A new beginning

Towards the end of the third century AD, Paestum began to display increasing signs of political and social decadence.
The problems caused by the flow of the river Salso, which ran close to the city, forced the inhabitants to raise the levels of the thresholds to their houses.

 

Between the fifth and the sixth century AD, the city no longer seems to have had a harbour for its port: once it was isolated from trade routes, the city was forced to change its role.
The residential area became much more restricted and was situated on the higher ground where the temple of Athena stands. Incorrectly but traditionally known as the “Temple of Ceres”, the temple was transformed into a Christian church and was surrounded by a series of burials.
The houses of this period were made from materials taken from abandoned older structures.

 

Nevertheless, towards the end of the sixth century AD, Paestum still seems to have maintained an extremely important role since the Christian basilica, built on the ruins of the temple of Athena, was chosen as the bishop’s see.

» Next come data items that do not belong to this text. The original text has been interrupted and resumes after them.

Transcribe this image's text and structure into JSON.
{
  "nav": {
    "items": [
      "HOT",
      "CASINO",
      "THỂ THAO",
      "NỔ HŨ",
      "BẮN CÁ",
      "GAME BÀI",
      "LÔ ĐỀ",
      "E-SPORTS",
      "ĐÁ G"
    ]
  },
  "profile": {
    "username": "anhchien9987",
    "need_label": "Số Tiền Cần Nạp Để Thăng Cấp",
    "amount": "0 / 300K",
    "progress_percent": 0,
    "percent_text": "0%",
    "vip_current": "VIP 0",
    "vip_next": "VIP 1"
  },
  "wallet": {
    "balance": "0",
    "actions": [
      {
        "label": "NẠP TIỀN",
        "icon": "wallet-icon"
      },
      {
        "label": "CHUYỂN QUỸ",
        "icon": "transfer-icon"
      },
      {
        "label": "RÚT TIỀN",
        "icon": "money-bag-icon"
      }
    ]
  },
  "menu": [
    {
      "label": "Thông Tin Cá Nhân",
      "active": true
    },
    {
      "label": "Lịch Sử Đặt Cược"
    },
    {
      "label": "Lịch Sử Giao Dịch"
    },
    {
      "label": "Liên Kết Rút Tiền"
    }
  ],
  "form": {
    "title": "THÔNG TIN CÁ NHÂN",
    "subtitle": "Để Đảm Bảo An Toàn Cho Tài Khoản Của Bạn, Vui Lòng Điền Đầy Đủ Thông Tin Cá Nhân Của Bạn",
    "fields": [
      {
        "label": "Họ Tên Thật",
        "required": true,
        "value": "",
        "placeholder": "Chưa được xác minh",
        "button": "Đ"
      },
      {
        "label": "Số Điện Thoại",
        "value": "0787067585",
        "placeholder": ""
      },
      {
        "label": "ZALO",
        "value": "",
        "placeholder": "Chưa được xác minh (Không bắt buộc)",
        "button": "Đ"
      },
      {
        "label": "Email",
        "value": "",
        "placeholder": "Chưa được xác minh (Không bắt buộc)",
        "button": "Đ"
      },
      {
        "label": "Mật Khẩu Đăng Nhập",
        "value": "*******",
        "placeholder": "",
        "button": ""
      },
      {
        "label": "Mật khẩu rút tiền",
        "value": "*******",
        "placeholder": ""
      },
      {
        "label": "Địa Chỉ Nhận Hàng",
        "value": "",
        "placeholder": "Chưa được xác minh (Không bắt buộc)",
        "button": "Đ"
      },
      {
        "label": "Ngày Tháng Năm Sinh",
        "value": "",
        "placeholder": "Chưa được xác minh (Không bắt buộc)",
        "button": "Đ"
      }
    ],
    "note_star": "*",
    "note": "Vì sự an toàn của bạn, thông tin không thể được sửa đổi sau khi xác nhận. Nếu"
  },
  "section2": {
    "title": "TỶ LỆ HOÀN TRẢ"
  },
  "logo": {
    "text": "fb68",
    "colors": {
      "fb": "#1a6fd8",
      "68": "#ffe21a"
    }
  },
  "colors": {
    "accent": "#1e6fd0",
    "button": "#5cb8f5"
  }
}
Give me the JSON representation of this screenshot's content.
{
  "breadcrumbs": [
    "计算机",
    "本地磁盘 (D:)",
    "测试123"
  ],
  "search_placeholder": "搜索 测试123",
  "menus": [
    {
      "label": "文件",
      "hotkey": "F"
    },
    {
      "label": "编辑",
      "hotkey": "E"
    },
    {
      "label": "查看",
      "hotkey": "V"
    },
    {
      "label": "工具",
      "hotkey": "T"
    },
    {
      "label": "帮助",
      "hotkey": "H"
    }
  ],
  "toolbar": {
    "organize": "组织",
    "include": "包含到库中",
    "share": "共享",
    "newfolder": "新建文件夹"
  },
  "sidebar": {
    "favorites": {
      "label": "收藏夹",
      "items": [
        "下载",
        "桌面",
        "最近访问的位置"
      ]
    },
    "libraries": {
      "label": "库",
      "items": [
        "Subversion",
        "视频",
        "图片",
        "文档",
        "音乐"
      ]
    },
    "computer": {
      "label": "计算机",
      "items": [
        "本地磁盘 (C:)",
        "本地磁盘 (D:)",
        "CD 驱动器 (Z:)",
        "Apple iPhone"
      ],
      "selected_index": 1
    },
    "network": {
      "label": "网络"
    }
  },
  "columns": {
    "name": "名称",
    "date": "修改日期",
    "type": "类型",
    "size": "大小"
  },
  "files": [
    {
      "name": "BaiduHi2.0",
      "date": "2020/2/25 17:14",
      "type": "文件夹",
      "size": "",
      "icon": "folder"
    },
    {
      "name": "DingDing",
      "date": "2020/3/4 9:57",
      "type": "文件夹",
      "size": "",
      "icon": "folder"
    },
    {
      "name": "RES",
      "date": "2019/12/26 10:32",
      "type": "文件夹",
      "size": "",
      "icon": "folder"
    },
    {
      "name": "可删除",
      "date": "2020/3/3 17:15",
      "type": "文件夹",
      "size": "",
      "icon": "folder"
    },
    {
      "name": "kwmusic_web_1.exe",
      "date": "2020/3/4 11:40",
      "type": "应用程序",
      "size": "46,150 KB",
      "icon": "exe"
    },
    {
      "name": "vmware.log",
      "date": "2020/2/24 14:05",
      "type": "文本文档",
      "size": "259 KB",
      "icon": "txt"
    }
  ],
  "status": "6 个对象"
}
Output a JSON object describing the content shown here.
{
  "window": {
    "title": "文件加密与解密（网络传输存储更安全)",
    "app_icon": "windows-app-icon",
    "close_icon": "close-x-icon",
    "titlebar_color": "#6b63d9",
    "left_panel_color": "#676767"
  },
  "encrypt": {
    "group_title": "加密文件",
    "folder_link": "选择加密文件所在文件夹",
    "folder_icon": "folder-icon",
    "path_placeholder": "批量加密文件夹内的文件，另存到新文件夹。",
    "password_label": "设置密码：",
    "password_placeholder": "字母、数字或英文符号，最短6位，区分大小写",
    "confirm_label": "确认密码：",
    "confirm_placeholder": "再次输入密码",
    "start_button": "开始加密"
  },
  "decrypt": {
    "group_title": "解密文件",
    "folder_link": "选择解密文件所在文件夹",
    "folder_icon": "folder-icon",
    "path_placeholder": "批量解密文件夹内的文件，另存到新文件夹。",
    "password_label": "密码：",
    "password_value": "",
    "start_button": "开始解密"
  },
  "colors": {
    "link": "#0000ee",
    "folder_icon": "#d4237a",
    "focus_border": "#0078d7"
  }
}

The church’s cemetery function was transferred to another newly constructed building nearby, known as the “early Christian basilica” (the present-day church of SS. Annunziata).

 

Despite surviving the war between the Goths and the Byzantines (535-553 AD), Paestum was profoundly affected by the barbarian invasion. In the seventh century AD, the Lombards moved into the plain of Paestum before conquering Salerno. Then, in the ninth century AD, the Saracens devastated the city and inflicted such damage that the city was abandoned by part of the population who sought refuge in the higher inland areas. The bishop’s see was transferred from Paestum to the new town of Capaccio which was founded on the hills to the east of the ancient city.